Oft heißt es, dass Alkoholkonsum das Risiko für einen Schlaganfall sogar senken soll. Dem können Ärzte nur bedingt zustimmen, nämlich dann, wenn wirklich ganz wenig Alkohol getrunken wird. Die Mediziner sprechen hier von einem einzigen Glas Wein oder Bier pro Woche!

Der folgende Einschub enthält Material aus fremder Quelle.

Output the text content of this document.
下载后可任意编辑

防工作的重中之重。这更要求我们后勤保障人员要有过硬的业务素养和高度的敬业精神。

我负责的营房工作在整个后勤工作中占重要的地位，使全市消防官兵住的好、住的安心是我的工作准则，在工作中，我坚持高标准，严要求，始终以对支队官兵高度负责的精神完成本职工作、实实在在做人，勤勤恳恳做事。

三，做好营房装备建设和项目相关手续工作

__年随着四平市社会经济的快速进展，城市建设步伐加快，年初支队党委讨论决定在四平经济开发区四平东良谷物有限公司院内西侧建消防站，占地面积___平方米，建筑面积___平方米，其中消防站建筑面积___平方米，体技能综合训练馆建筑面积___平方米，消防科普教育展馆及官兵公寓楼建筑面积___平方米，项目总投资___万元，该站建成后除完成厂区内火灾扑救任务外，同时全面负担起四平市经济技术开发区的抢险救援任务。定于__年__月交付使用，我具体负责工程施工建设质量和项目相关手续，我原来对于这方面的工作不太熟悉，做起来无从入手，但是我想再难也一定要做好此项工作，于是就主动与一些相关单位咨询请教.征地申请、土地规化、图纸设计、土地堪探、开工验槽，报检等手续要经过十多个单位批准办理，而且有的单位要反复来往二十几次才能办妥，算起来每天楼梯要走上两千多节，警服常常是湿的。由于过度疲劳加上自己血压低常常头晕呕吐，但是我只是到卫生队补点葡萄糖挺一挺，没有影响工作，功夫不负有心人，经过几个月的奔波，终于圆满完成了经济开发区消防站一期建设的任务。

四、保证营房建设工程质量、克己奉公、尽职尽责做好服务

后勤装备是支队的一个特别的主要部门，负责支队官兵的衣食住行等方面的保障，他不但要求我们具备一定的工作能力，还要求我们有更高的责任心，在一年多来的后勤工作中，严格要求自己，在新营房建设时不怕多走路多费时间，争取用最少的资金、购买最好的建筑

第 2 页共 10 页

Mehr davon hatte ohne Zweifel der Sänger der deutschen Kultband BAP, Wolfgang Niedecken, im Laufe vieler Jahre täglich getankt. „Ich habe seit 1984 viel Alkohol getrunken“, bekannte er in einem Interview mit dem Spiegel, „in den härtesten Zeiten ging das schon beim Soundcheck los. Erste Flasche Wein, dann vielleicht noch eine, dann während des Auftritts noch eine und dann vielleicht zum Abfeiern noch eine oder sogar zwei.“ Da kamen pro Tag locker vier bis fünf Flaschen Wein zusammen.
„Alles war so leer…“
Am 2. November 2011, so gegen 13 Uhr, bemerkte der 1951 geborene und in Köln lebende Sänger beim Lesen, dass er nichts mehr davon mitbekam von dem, was da vor ihm geschrieben stand. Es dauerte nicht lange, und ein Nebelschleier lag vor seinen Augen: „Alles sah merkwürdig aus, mein ganzes Umfeld hatte amorphe Formen.“ Zum Glück bemerkte Niedeckens Frau Tina, dass irgendetwas nicht in Ordnung war mit ihrem Mann und alarmierte die Rettung. Niedecken: „Ich konnte noch gehen, ich bin nicht herumgetorkelt. Ich konnte nur nichts mehr sagen, alles war so leer.“
In der Kölner Uni-Klinik wurde sein Blut verdünnt, um das Blutgerinnsel, das sich gebildet hatte, aufzulösen. Doch das Gerinnsel wanderte in Richtung Hirn, Niedecken wurde sofort in die Neurochirurgie gebracht, wo er operiert wurde. Tina Niedecken erzählt: „Es war wirklich eng. Wolfgang hatte über lange Zeit eine Unterversorgung im Hirn. Es war nicht klar, in welchem Zustand er wieder aufwachen würde.“ Als der Rockstar nach der Operation zu sich kam, konnte er zunächst nicht sprechen und den rechten Arm heben, trotzdem war er sehr euphorisch: „Das ist geil, ich bin wieder am Start, es gibt noch eine Zugabe.“ Sein Zustand besserte sich von Tag zu Tag. Niedecken im Rückblick: „Ich bin dem Tod nochmal von der Schippe gesprungen!“ Heute sagt er Sänger stolz, dass er keinen Alkohol mehr trinkt. „Ich habe keine Lust, irgendetwas in meinem System zu haben oder irgendetwas in ihm in Unordnung zu bringen“, so Wolfgang Niedecken, der wieder voll auf Tour ist. Und damit bewiest, dass sich ein Rockstar nicht täglich besaufen muss, damit er auf Touren kommt.